«Распни его! Распни его! Распни!» Разъярённая толпа тыкала растопыренными пальцами прямо в лицо. Ещё мгновение, и насквозь проткнут. Злые какие, но – это же сон! Ефим Панкратыч напрягся и проснулся. Провёл по щеке и ужаснулся, вся ладонь мокрая. Пот липкий, холодный, почти ледяной… Ефим Панкратыч перевернулся на бок, но его трясло. Теперь не уснуть.
– Да угомонись уже ты! – прикрикнула спросонья супруга Ольга Фёдоровна. – Совсем ополоумел.
– Уснёшь тут, – проворчал Ефим Панкратыч и поплёлся на кухню. Посидел, подумал, достал сковородку из холодильника и съел котлету. Почавкал-почавкал, но засовестился. Ночью есть нельзя. Во-первых, вредно, во-вторых, на утро еды не будет. Ольга Фёдоровна самого вместо котлеты съест. Ефим Панкратыч поставил сковородку на место, снова задумался и незаметно задремал. В этот раз он сидел в зале суда. За решёткой. Растопыренные пальцы совались сквозь металлические прутья и снова пытались проткнуть лицо Ефима Панкратыча.
– А ты народ почему не слушаешь? Ты для чего поставлен у власти? Расстрелять его мало! – вопили злые лица, и пальцы росли, росли, превращаясь в гигантские щупальца. Один, особенно вёрткий, с ногтем на мизинце уже коснулся лица Ефима Панкратыча.
– Ой! – крикнул Ефим Панкратыч и проснулся. Перед ним стояла супруга Ольга Фёдоровна, гневная, в ночной сорочке до пят, с вытянутой рукой. Совсем, как древняя патрицианка.

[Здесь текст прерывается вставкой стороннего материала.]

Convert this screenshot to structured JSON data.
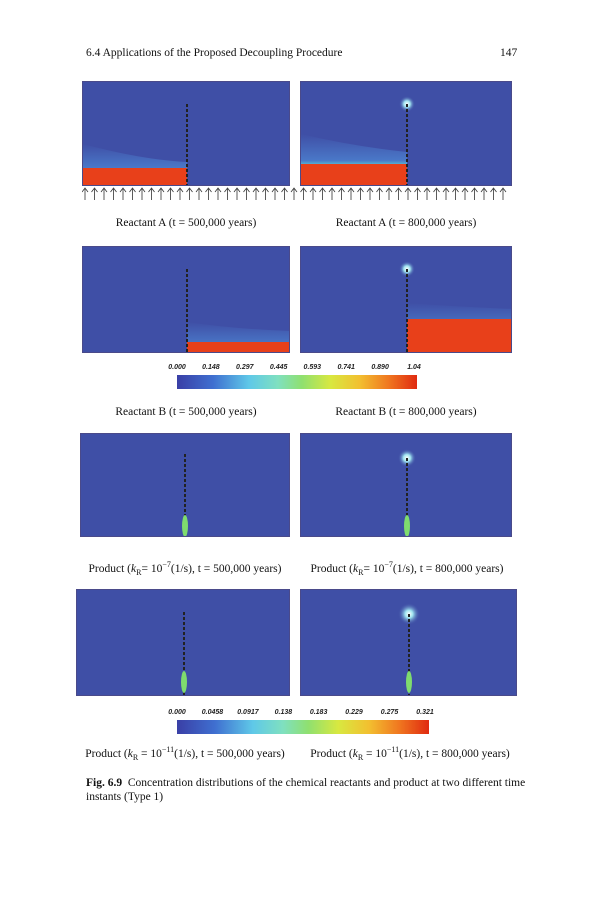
{
  "header": {
    "section": "6.4   Applications of the Proposed Decoupling Procedure",
    "page_number": "147"
  },
  "colorbar_reactant": {
    "ticks": [
      "0.000",
      "0.148",
      "0.297",
      "0.445",
      "0.593",
      "0.741",
      "0.890",
      "1.04"
    ]
  },
  "colorbar_product": {
    "ticks": [
      "0.000",
      "0.0458",
      "0.0917",
      "0.138",
      "0.183",
      "0.229",
      "0.275",
      "0.321"
    ]
  },
  "captions": {
    "reactant_a_500": "Reactant A (t = 500,000 years)",
    "reactant_a_800": "Reactant A (t = 800,000 years)",
    "reactant_b_500": "Reactant B (t = 500,000 years)",
    "reactant_b_800": "Reactant B (t = 800,000 years)",
    "product_7_500": {
      "pre": "Product (",
      "k": "k",
      "sub": "R",
      "eq": "= 10",
      "sup": "−7",
      "post": "(1/s), t = 500,000 years)"
    },
    "product_7_800": {
      "pre": "Product (",
      "k": "k",
      "sub": "R",
      "eq": "= 10",
      "sup": "−7",
      "post": "(1/s), t = 800,000 years)"
    },
    "product_11_500": {
      "pre": "Product (",
      "k": "k",
      "sub": "R",
      "eq": " = 10",
      "sup": "−11",
      "post": "(1/s), t = 500,000 years)"
    },
    "product_11_800": {
      "pre": "Product (",
      "k": "k",
      "sub": "R",
      "eq": " = 10",
      "sup": "−11",
      "post": "(1/s), t = 800,000 years)"
    }
  },
  "figure_caption": {
    "label": "Fig. 6.9",
    "text": "Concentration distributions of the chemical reactants and product at two different time instants (Type 1)"
  },
  "colors": {
    "background_field": "#3f4fa6",
    "high_concentration": "#e8401a",
    "product_plume": "#7fdc6e"
  }
}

– Да шо ты дёргаешься, как попрыгунчик? – воскликнула Ольга Фёдоровна и всплеснула руками, что означало, супруга пребывает в сильном раздражении. – Сам не спишь, и людям не даёшь!
Несомненно, к «людя́м» Ольга Фёдоровна причислила себя, по ошибке, разумеется, подумал Ефим Панкратыч и покорно поплёлся в спальню. С трудом он дотянул до будильника, и, услышав дребезжащий гром застарелого врага, обрадовался. «Это же надо дожить до такого, чтобы будильник лучшим другом стал», – подумал он и сноровисто засобирался на работу, лишь бы не слышать горластой своей супруги. Но нигде ему покоя не было. Ни дома, ни на работе.
– Ефим, ты за народ? Или, как? – строго спросил охранник Гена, неприкаянно торчавший у двери конторы. Видимо, всю ночь бдел, ничего не пил, не ел, по лицу видно.
– За народ, за народ, как же! – пробурчал Ефим Панкратыч и шустренько проскочил в дверь, лишь бы не вступать в дебаты с Геной. Только уселся за стол, как задребезжал стационарный телефон.